13th President of Colgate University
- In office 1988–1999
- Preceded by: George D. Langdon Jr.
- Succeeded by: Charles Karelis

Personal details
- Born: December 10, 1935
- Died: October 6, 2024 (aged 88)
- Spouse: Miriam Grabois
- Children: 2
- Education: Swarthmore College (BA) University of Pennsylvania (MA, PhD)

= Neil Grabois =

American mathematician (1935–2024)

Neil R. Grabois (December 11, 1935 – October 6, 2024) was an American mathematician and university administrator. He held positions as the dean, provost, and chair of the department of mathematical sciences of Williams College; as the thirteenth President of Colgate University, from 1988 to 1999; as Vice President at the Carnegie Corporation in New York; and as the dean of the Milano School of International Affairs, Management, and Urban Policy at The New School, where he served from 2010 until his departure in 2013.

== Life and career ==
Grabois received his doctorate and master's degree from the University of Pennsylvania after attending Swarthmore College. He graduated from Stuyvesant High School in 1953.

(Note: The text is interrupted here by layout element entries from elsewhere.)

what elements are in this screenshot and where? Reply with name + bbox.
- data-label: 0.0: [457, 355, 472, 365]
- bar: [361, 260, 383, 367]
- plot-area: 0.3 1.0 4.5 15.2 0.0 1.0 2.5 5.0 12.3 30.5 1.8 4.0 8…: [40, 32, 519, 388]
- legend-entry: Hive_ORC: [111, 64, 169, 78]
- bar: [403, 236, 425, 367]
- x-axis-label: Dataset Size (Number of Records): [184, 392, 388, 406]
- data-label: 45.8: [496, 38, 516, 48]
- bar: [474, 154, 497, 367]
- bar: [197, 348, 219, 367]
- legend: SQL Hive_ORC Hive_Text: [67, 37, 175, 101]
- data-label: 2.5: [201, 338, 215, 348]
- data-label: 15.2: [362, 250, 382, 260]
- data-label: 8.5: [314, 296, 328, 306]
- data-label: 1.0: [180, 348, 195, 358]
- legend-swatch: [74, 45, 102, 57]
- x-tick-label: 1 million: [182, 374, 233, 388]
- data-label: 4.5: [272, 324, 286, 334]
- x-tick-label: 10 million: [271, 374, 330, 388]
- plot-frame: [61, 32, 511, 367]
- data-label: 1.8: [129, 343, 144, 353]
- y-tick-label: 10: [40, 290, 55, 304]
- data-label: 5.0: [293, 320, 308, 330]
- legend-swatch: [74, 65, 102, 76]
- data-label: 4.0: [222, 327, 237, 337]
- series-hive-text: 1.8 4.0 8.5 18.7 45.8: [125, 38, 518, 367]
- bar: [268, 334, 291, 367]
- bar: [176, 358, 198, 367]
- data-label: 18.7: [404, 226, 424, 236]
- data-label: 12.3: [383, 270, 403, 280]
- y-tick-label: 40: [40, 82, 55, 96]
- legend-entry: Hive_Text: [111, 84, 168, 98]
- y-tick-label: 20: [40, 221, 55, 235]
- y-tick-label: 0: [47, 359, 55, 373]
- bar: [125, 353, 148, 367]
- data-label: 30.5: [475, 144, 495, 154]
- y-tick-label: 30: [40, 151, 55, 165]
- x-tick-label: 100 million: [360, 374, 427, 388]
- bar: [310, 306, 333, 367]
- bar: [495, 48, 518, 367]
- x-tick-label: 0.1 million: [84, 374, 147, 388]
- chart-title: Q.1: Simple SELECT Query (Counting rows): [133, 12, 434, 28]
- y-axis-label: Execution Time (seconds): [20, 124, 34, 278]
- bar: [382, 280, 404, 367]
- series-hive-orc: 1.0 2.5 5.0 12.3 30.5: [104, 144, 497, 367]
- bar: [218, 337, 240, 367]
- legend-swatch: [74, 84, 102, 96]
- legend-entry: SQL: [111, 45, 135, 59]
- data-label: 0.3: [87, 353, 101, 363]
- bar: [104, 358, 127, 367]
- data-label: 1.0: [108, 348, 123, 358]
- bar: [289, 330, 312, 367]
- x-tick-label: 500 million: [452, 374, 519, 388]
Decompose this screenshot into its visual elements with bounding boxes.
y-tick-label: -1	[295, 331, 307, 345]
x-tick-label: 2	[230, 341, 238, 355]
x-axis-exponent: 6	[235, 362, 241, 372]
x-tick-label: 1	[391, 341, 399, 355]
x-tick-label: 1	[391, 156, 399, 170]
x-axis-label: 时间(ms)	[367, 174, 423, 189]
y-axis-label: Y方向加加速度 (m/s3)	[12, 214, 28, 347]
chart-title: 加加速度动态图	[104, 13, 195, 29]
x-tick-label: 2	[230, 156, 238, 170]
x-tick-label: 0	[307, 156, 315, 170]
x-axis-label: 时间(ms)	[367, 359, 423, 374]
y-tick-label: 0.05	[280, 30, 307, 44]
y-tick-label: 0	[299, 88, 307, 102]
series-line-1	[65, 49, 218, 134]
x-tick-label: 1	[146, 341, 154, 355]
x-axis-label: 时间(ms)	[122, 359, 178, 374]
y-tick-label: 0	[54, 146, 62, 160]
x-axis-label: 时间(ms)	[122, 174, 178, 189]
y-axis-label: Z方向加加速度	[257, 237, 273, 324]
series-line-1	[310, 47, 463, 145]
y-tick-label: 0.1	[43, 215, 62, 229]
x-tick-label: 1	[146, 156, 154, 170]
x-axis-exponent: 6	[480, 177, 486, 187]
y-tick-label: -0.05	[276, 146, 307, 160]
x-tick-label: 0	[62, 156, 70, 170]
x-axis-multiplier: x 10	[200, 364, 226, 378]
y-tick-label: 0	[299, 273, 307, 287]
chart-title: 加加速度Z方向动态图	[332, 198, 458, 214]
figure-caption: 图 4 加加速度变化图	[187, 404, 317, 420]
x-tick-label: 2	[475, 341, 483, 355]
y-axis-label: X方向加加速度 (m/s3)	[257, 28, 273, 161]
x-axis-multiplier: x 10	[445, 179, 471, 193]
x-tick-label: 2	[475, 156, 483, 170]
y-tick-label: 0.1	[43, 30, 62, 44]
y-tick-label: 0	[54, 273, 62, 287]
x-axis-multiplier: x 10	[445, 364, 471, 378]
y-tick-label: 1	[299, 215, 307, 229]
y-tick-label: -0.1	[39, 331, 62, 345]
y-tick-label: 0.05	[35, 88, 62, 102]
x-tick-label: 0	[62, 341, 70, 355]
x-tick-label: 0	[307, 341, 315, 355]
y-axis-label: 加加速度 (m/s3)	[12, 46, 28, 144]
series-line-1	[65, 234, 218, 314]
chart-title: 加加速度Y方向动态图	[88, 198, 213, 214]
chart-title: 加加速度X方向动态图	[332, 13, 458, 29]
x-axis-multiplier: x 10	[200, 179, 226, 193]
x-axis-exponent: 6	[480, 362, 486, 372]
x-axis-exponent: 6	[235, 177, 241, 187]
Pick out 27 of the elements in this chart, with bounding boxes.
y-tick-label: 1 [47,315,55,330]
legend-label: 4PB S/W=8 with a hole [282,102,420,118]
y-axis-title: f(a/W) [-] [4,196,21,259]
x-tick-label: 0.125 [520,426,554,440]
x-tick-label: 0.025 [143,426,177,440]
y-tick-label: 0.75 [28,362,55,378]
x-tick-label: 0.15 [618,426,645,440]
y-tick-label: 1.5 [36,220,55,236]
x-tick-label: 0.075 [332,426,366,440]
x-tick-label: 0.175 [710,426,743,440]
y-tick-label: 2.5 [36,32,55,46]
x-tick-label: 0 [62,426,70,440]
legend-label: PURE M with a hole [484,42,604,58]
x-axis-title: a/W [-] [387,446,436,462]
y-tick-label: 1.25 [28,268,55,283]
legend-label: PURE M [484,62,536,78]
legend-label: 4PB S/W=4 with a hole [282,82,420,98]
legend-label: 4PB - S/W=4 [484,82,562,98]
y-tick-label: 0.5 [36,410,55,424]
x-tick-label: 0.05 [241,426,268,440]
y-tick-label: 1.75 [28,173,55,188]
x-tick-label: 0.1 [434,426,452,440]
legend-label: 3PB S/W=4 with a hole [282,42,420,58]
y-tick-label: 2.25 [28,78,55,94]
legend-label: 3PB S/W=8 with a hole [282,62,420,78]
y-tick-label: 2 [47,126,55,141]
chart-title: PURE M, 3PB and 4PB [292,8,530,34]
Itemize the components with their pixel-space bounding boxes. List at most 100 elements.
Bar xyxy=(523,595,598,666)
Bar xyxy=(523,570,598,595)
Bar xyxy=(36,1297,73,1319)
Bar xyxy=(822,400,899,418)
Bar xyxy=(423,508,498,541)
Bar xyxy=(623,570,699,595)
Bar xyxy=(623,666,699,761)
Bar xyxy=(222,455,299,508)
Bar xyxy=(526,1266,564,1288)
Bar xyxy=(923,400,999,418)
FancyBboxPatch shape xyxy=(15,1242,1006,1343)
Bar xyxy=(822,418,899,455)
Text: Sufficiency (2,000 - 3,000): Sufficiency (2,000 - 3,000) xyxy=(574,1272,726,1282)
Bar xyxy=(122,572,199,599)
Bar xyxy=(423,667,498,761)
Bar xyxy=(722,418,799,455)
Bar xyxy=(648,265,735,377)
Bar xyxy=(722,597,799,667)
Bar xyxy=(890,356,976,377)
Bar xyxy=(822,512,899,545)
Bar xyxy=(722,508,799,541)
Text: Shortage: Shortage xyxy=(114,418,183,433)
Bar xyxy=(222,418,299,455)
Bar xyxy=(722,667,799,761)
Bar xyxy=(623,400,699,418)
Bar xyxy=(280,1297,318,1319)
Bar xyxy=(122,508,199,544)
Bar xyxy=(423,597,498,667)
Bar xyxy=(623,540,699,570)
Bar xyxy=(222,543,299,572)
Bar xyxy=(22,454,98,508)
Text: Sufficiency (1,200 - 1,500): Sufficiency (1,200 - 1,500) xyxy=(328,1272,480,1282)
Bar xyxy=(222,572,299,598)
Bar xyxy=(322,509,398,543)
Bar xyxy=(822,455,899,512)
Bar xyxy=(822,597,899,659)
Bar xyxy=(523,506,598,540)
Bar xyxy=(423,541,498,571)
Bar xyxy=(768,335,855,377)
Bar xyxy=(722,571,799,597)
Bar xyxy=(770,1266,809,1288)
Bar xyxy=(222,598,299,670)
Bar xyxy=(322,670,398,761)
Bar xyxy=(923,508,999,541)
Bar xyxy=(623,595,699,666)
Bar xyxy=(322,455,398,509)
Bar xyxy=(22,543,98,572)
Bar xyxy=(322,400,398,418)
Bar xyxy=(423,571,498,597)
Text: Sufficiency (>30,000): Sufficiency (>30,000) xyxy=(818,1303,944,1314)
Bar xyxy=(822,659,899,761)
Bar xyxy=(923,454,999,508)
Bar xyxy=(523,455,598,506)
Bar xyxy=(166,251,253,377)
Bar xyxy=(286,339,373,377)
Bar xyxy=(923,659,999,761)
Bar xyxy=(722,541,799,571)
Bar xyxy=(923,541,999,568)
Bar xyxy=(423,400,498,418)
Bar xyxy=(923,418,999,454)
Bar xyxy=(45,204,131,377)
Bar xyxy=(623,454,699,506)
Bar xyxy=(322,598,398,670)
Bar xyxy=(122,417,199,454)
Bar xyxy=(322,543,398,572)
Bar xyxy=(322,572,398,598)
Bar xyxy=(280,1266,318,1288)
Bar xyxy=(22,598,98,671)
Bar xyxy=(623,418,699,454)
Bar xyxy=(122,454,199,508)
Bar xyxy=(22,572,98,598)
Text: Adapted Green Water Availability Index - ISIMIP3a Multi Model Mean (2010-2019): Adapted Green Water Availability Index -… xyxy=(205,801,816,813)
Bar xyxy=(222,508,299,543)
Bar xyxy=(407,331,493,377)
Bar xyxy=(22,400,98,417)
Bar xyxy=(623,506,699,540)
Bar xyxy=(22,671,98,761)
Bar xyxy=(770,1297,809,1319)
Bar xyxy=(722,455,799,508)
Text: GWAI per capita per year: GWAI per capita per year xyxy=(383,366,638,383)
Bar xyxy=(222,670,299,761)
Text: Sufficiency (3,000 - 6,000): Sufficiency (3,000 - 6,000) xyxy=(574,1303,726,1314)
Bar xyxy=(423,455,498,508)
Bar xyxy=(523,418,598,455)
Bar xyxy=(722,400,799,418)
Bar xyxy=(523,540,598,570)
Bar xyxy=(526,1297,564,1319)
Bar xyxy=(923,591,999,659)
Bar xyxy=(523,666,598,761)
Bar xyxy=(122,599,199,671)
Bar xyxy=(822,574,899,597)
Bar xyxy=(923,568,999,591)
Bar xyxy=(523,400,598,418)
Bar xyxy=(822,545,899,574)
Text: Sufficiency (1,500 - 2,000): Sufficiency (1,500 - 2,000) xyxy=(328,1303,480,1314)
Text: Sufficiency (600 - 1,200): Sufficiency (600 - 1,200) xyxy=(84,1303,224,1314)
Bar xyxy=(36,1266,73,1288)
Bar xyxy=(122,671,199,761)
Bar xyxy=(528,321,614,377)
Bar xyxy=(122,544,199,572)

Grabois sat on the boards of Project Pericles, Swarthmore College, The Jewish Foundation for the Education of Women and the Michael Wolk Heart Foundation. He was an adjunct faculty member of Teachers College at Columbia University.

Grabois and his wife Miriam had two children and one grandchild. He died in his sleep on October 6, 2024, at the age of 88.